Expertise
- Film and Media
- Human-Animal Studies
- Film Festival Studies
About
Dr. Pete Porter is a Professor of Film in the Department of Fine and Performing Arts. He specializes in nonhuman animal representation in film and media, cognitive-analytical film theory, Menippean satire in film, film festival studies, and animation studies. His dissertation From Menippus to the Movies (2003) was one of the first scholarly works to take The Big Lebowski (1998) seriously. He currently serves as Film Review Editor for Society & Animals, an international journal of Human-Animal Studies and he also does applied research as President of the Contemporary Arts Alliance, which oversees the Spokane International Film Festival. From 2022 to 2023, Porter was a Visiting Research Fellow at the University of Groningen. In 2021, Porter became the inaugural Chair of Fine and Performing Arts, a new department combining programs in Art, Film, Music, and Theatre. From 2018-2021, Porter served as Interim Dean and co-Dean of the College of Arts, Letters, and Education.
Dr Porter is finishing the book From Marching Penguins to Octopus Teachers, which describes how films express animal interests and perspectives, from a cognitive-affective approach. The book shows how recent films invented strategies for representing ethical and aesthetic matters of concern for both humans and nonhumans. As we ponder how to achieve sustainability, we must move beyond instrumentalist and anthropocentric conceptions of others, both human and nonhuman, in order to achieve a more just, equitable, and biodiverse world. His upcoming work is about Animals, satire, and the movies.

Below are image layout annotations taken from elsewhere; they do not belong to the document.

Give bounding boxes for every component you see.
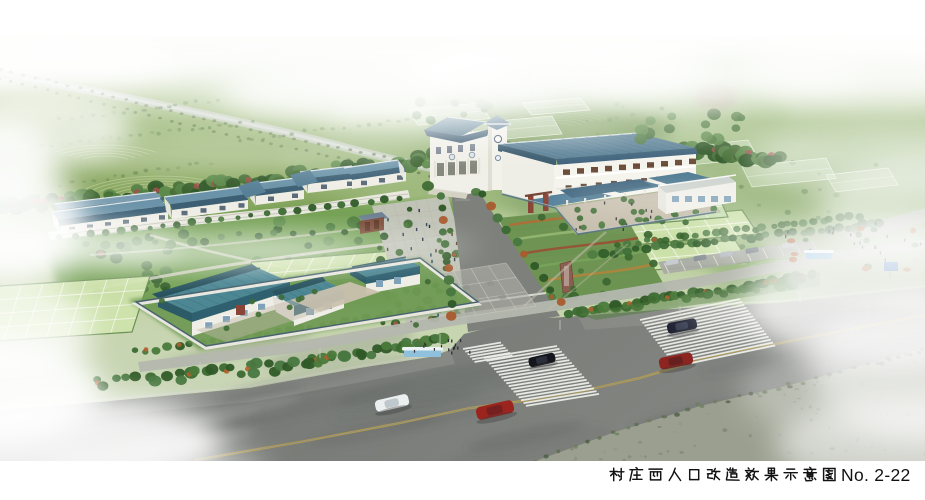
svg-text:No. 2-22: No. 2-22 bbox=[841, 465, 911, 485]
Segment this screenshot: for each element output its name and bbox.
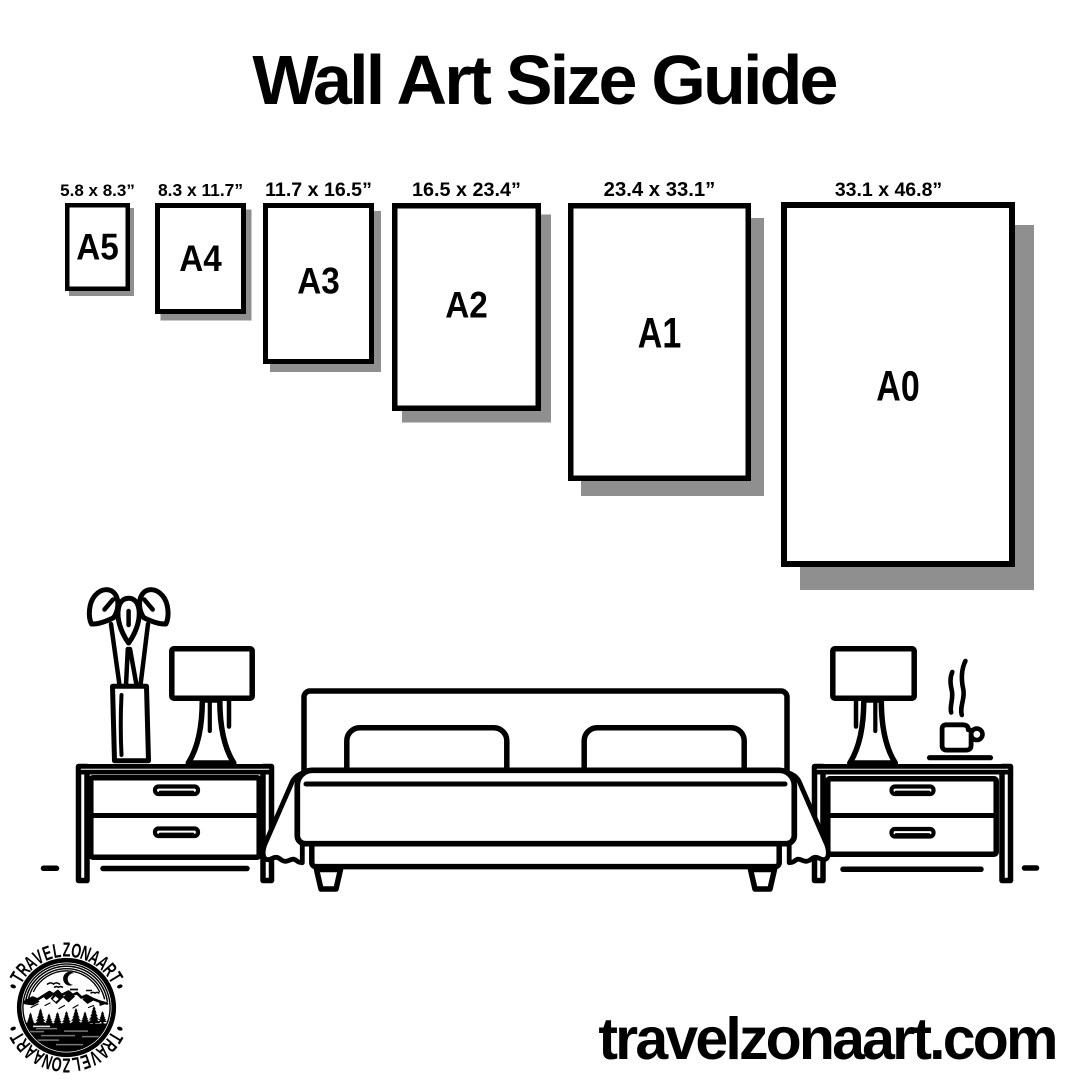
svg-text:travelzonaart.com: travelzonaart.com bbox=[598, 1006, 1055, 1072]
svg-text:A3: A3 bbox=[297, 261, 340, 302]
svg-text:A5: A5 bbox=[76, 227, 119, 268]
svg-text:Wall Art Size Guide: Wall Art Size Guide bbox=[252, 41, 836, 119]
svg-text:Z: Z bbox=[63, 939, 71, 962]
svg-text:33.1 x 46.8”: 33.1 x 46.8” bbox=[835, 179, 942, 201]
svg-text:23.4 x 33.1”: 23.4 x 33.1” bbox=[604, 179, 716, 201]
svg-text:16.5 x 23.4”: 16.5 x 23.4” bbox=[412, 179, 521, 201]
svg-text:A2: A2 bbox=[445, 285, 488, 326]
svg-text:A0: A0 bbox=[876, 363, 919, 410]
svg-text:A1: A1 bbox=[638, 310, 681, 357]
svg-text:11.7 x 16.5”: 11.7 x 16.5” bbox=[265, 179, 372, 201]
svg-text:Z: Z bbox=[63, 1054, 71, 1077]
svg-text:5.8 x 8.3”: 5.8 x 8.3” bbox=[60, 181, 135, 200]
svg-text:8.3 x 11.7”: 8.3 x 11.7” bbox=[158, 180, 243, 200]
svg-text:A4: A4 bbox=[179, 239, 222, 280]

His publications include articles and film reviews in Society and Animals, The Journal of Moving Image Studies, and The Michigan Academician, as well as invited chapters in Lebowski 101 and Teaching the Animal: Human-Animal Studies across the Disciplines. His presentation “Against Anthropocentrism: The Menippean Animal” was awarded Best Presentation at Minding Animals 4, an international conference in Animal Studies, and merged his two central research areas of animals in media and Menippean satire.